Configuration for chromatin state annotation.

Parameters:

Name Type Description Default
organism str

Organism name.

required
bin_size int

Bin size in bp for genome walking.

required
thresholds list[TrackThreshold]

Per-track thresholds for present/absent calls.

required
states list[StateDefinition]

Ordered list of state definitions (priority order).

required
default_state str

Label for windows matching no defined state.

'unclassified'

Examples:

>>> config = ChromatinConfig(
...     organism="S. cerevisiae",
...     bin_size=200,
...     thresholds=[TrackThreshold("ATAC", 2.0)],
...     states=[StateDefinition("open", {"ATAC": "present"})],
...     default_state="unclassified",
... )

chromatin_config_from_dict

chromatin_config_from_dict(data: dict) -> ChromatinConfig

Build a ChromatinConfig from a parsed YAML dict.

Tracks with missing or null threshold values are accepted — the threshold must be provided at runtime via a threshold function.

Parameters:

Name Type Description Default
data dict

Dictionary with chromatin config fields.

required

Returns:

Type Description
ChromatinConfig

A ChromatinConfig.

Examples:

>>> cfg = chromatin_config_from_dict({"type": "chromatin", ...})
Source code in src/seqchain/operations/annotate/chromatin.py
def chromatin_config_from_dict(data: dict) -> ChromatinConfig:
    """Build a ChromatinConfig from a parsed YAML dict.

    Tracks with missing or null ``threshold`` values are accepted —
    the threshold must be provided at runtime via a threshold function.

    Args:
        data: Dictionary with chromatin config fields.

    Returns:
        A `ChromatinConfig`.

    Examples:
        >>> cfg = chromatin_config_from_dict({"type": "chromatin", ...})  # doctest: +SKIP
    """
    thresholds = []
    for name, info in data["tracks"].items():
        if isinstance(info, dict) and "threshold" in info and info["threshold"] is not None:
            thresholds.append(TrackThreshold(name=name, threshold=info["threshold"]))
        else:
            thresholds.append(TrackThreshold(name=name, threshold=None))

    priority = data.get("priority") or data.get("states", {}).keys()

    states = []
    for state_name in priority:
        reqs = data["states"][state_name]
        states.append(StateDefinition(name=state_name, requirements=dict(reqs)))

    return ChromatinConfig(
        organism=data.get("organism", ""),
        bin_size=data.get("bin_size", 200),
        thresholds=thresholds,
        states=states,
        default_state=data.get("default_state", "unclassified"),
    )

Function

annotate_chromatin

annotate_chromatin(config: ChromatinConfig, tracks: dict[str, Track], chroms: dict[str, int], threshold_fn: PredicateFactory | None = None) -> Iterator[Region]

Annotate all chromosomes and yield state-labeled Regions.

Each input track is wrapped in a BinaryAdapter that applies the per-mark threshold on-the-fly via signal_at().

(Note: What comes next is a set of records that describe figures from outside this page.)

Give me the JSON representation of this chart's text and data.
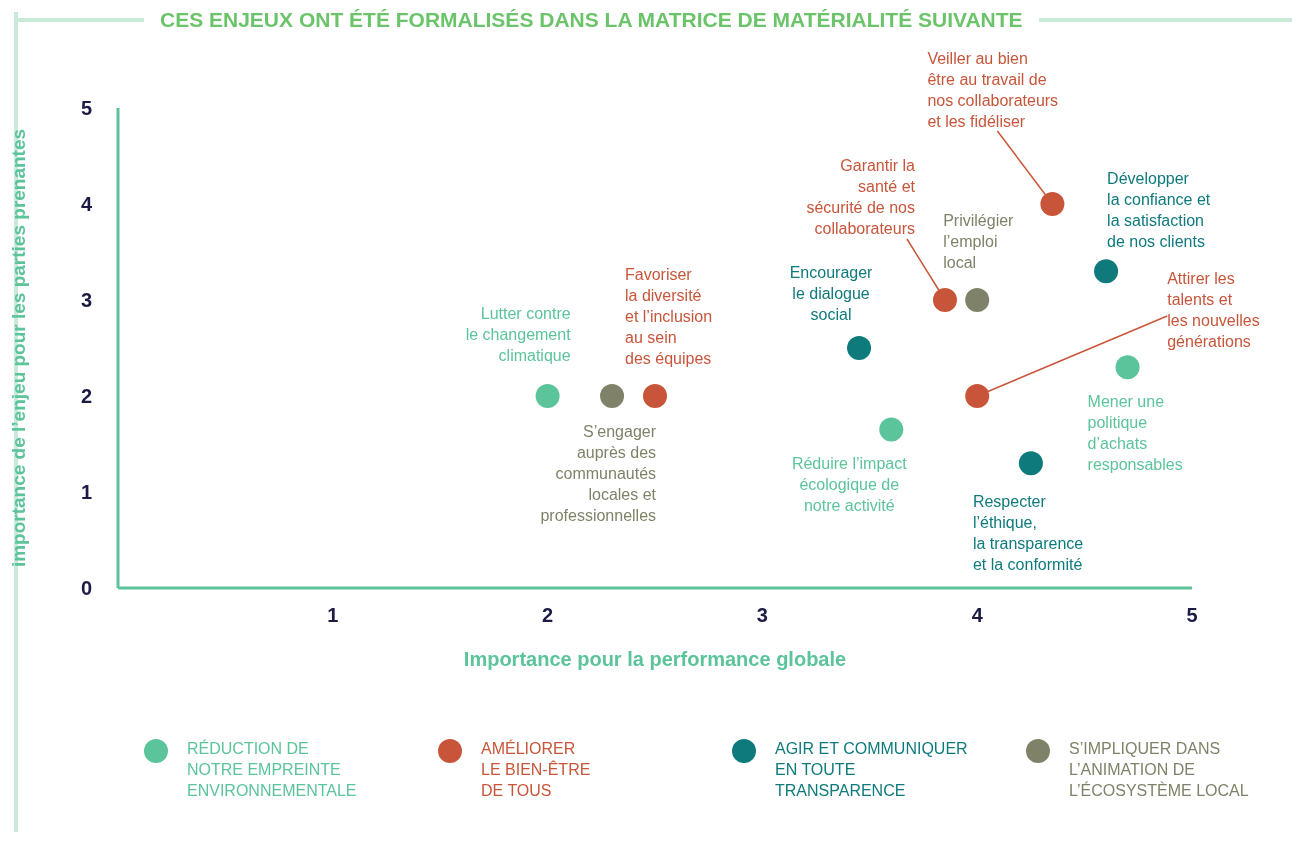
{
  "chart_data": {
    "type": "scatter",
    "title": "CES ENJEUX ONT ÉTÉ FORMALISÉS DANS LA MATRICE DE MATÉRIALITÉ SUIVANTE",
    "xlabel": "Importance pour la performance globale",
    "ylabel": "importance de l’enjeu pour les parties prenantes",
    "xlim": [
      0,
      5
    ],
    "ylim": [
      0,
      5
    ],
    "xticks": [
      1,
      2,
      3,
      4,
      5
    ],
    "yticks": [
      0,
      1,
      2,
      3,
      4,
      5
    ],
    "legend": "bottom",
    "marker": "circle",
    "series": [
      {
        "name": "RÉDUCTION DE\nNOTRE EMPREINTE\nENVIRONNEMENTALE",
        "color": "#5cc49a",
        "x": [
          2,
          3.6,
          4.7
        ],
        "values": [
          2,
          1.65,
          2.3
        ]
      },
      {
        "name": "AMÉLIORER\nLE BIEN-ÊTRE\nDE TOUS",
        "color": "#c8553a",
        "x": [
          2.5,
          3.85,
          4,
          4.35
        ],
        "values": [
          2,
          3,
          2,
          4
        ]
      },
      {
        "name": "AGIR ET COMMUNIQUER\nEN TOUTE\nTRANSPARENCE",
        "color": "#0e7a7c",
        "x": [
          3.45,
          4.6,
          4.25
        ],
        "values": [
          2.5,
          3.3,
          1.3
        ]
      },
      {
        "name": "S’IMPLIQUER DANS\nL’ANIMATION DE\nL’ÉCOSYSTÈME LOCAL",
        "color": "#7f8268",
        "x": [
          2.3,
          4
        ],
        "values": [
          2,
          3
        ]
      }
    ],
    "annotations": [
      {
        "text": "Lutter contre\nle changement\nclimatique",
        "x": 2,
        "y": 2
      },
      {
        "text": "S’engager\nauprès des\ncommunautés\nlocales et\nprofessionnelles",
        "x": 2.3,
        "y": 2
      },
      {
        "text": "Favoriser\nla diversité\net l’inclusion\nau sein\ndes équipes",
        "x": 2.5,
        "y": 2
      },
      {
        "text": "Encourager\nle dialogue\nsocial",
        "x": 3.45,
        "y": 2.5
      },
      {
        "text": "Réduire l’impact\nécologique de\nnotre activité",
        "x": 3.6,
        "y": 1.65
      },
      {
        "text": "Garantir la\nsanté et\nsécurité de nos\ncollaborateurs",
        "x": 3.85,
        "y": 3
      },
      {
        "text": "Privilégier\nl’emploi\nlocal",
        "x": 4,
        "y": 3
      },
      {
        "text": "Attirer les\ntalents et\nles nouvelles\ngénérations",
        "x": 4,
        "y": 2
      },
      {
        "text": "Veiller au bien\nêtre au travail de\nnos collaborateurs\net les fidéliser",
        "x": 4.35,
        "y": 4
      },
      {
        "text": "Développer\nla confiance et\nla satisfaction\nde nos clients",
        "x": 4.6,
        "y": 3.3
      },
      {
        "text": "Mener une\npolitique\nd’achats\nresponsables",
        "x": 4.7,
        "y": 2.3
      },
      {
        "text": "Respecter\nl’éthique,\nla transparence\net la conformité",
        "x": 4.25,
        "y": 1.3
      }
    ]
  }
}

No intermediate track is materialized. The output is the lazy iterator from classify_truth_table() — one Region at a time.

When a track's threshold is None in the config, threshold_fn is called to compute a predicate from the track's scores. If both are None, raises ValueError.

Parameters:

Name Type Description Default
config ChromatinConfig

A ChromatinConfig loaded from YAML.

required
tracks dict[str, Track]

Named input tracks keyed by track name.

required
chroms dict[str, int]

Chromosome name to size mapping.

required
threshold_fn PredicateFactory | None

Optional predicate factory that computes a predicate from scores. Called when a track's config threshold is None.

None

Yields:

Type Description
Region

State-labeled Regions with name set to the state label.

Raises:

Type Description
ValueError

If a track has no threshold and no threshold_fn.

Examples:

>>> for r in annotate_chromatin(config, {"ATAC": t}, {"chrI": 230218}):
...     print(r.name)
Source code in src/seqchain/operations/annotate/chromatin.py
def annotate_chromatin(  # batch_boundary
    config: ChromatinConfig,
    tracks: dict[str, Track],
    chroms: dict[str, int],
    threshold_fn: PredicateFactory | None = None,
) -> Iterator[Region]:
    """Annotate all chromosomes and yield state-labeled Regions.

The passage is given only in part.